2000年のアメリカ大統領選挙は、この人に大統領になって欲しいという突出した候補がいなくて、実質的にこの人だけにはなって欲しくない人を落としていくという選挙になるべきであったのが、予定外の第三の候補者がでてきたことにより、一番なってほしくない候補者が当選するという結果になってしまった。それは、本当にみんなの意志を反映しているのか、そこに投票の方法が意志と食い違っていたのではないか、と著者は問題提起します。この大統領選挙が間違っていたとはいえないでしょうが、少なくとも多数決の投票という制度を自明のものだとして、何の疑いも持たずに、その結果を見て、民意などと錯覚してしまう政治家もいることなので、それがみんなの意志と食い違うようであれば、それは問題ですから、ここで多数決のシステムを一度考えてみましょうということです。

著者は統計にずっと携わっている人なのではないかと思われるところが見受けられます。それは多数決の集約の方法に対しては問題意識を持っているのはわたるのですが、それは方法論の試みのような問いかけとしてです。そもそも、人間と言うのは多様なもので、それを、どんな方法にせよ多数決という集計の対象にするということは、数という抽象的なあり方に置き換えることを意味します。そのプロセス自体は自明として、何のアプローチもしていません。そこにある疎外の事実を棚上げしている、と私には考えられます。それは、新書というスペースの制約のためなのか、わかりませんが。全く触れられていないのが、解せないところです。

 

民主的でない投票はあるが、投票のない民主制はない。投票でどの方式を用いるかは、民主制の出来具合を左右する重大要素である。複数の候補者から一人の政治家を背移出する選挙を例に、多数決という投票方式についてさらに考えてみよう。

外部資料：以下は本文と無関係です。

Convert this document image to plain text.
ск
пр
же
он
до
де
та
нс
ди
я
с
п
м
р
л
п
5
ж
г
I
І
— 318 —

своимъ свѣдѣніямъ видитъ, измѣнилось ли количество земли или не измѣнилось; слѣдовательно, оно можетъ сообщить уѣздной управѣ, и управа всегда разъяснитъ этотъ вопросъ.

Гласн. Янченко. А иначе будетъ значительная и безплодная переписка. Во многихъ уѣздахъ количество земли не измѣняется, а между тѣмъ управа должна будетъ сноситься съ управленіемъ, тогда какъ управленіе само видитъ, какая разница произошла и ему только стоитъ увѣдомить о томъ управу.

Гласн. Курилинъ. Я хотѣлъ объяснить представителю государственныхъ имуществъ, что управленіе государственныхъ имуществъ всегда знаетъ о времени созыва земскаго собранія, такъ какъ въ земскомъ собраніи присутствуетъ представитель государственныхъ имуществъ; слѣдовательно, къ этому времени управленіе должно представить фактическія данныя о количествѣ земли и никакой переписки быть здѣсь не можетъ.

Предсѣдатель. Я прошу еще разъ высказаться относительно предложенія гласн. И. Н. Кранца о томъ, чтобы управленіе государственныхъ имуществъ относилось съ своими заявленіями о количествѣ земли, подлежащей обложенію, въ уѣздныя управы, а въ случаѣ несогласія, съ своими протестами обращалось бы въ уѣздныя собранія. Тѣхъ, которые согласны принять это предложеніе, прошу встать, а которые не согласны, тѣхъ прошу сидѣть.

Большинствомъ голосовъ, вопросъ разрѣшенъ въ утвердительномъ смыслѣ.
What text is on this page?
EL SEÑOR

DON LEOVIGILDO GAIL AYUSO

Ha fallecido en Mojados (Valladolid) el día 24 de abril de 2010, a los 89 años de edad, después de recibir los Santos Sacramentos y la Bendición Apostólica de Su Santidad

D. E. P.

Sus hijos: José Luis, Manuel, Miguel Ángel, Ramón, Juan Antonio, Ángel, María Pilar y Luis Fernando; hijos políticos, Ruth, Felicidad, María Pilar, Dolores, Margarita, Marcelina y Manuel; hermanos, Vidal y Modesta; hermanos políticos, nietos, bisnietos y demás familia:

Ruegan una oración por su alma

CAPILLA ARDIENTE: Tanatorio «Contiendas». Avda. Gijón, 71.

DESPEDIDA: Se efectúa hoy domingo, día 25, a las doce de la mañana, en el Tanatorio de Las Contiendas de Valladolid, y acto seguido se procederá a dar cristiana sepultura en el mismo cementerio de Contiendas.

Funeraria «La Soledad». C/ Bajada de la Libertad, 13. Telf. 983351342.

多数決のもとで有権者は、自分の判断のうちごく一部に過ぎない「どの候補者を一番に支持するか」しか表明できない。二番や三番への意思表明は一切できないわけだ。だから勝つのは「一番」を最も多く集めた候補者である。そのような候補者は広い層の支持を受けたものとは限らない。極端な話ある候補者が全有権者から「二番」の支持を受けても、彼らが「一番」に投票するのであればその候補者には1票も入らない。ゼロ票である。これは多数決に問題があるのではないだろうか。しかし多数決を採用しているのは人間である。多数決を自明視する固定観念が悪い。ではいったい私たちは多数決の何を知っているのだろうか。それはいつ、何を対象として、何のために使われるべきものなのか。利用上の注意点は何か。どんな時に他の手法に取って代わられるべきなのか。多数決をするとしても、重要な物事を決めるときは、何%の賛成が必要とされるべきなのか。家電製品のように説明書が要るのではなかろうか。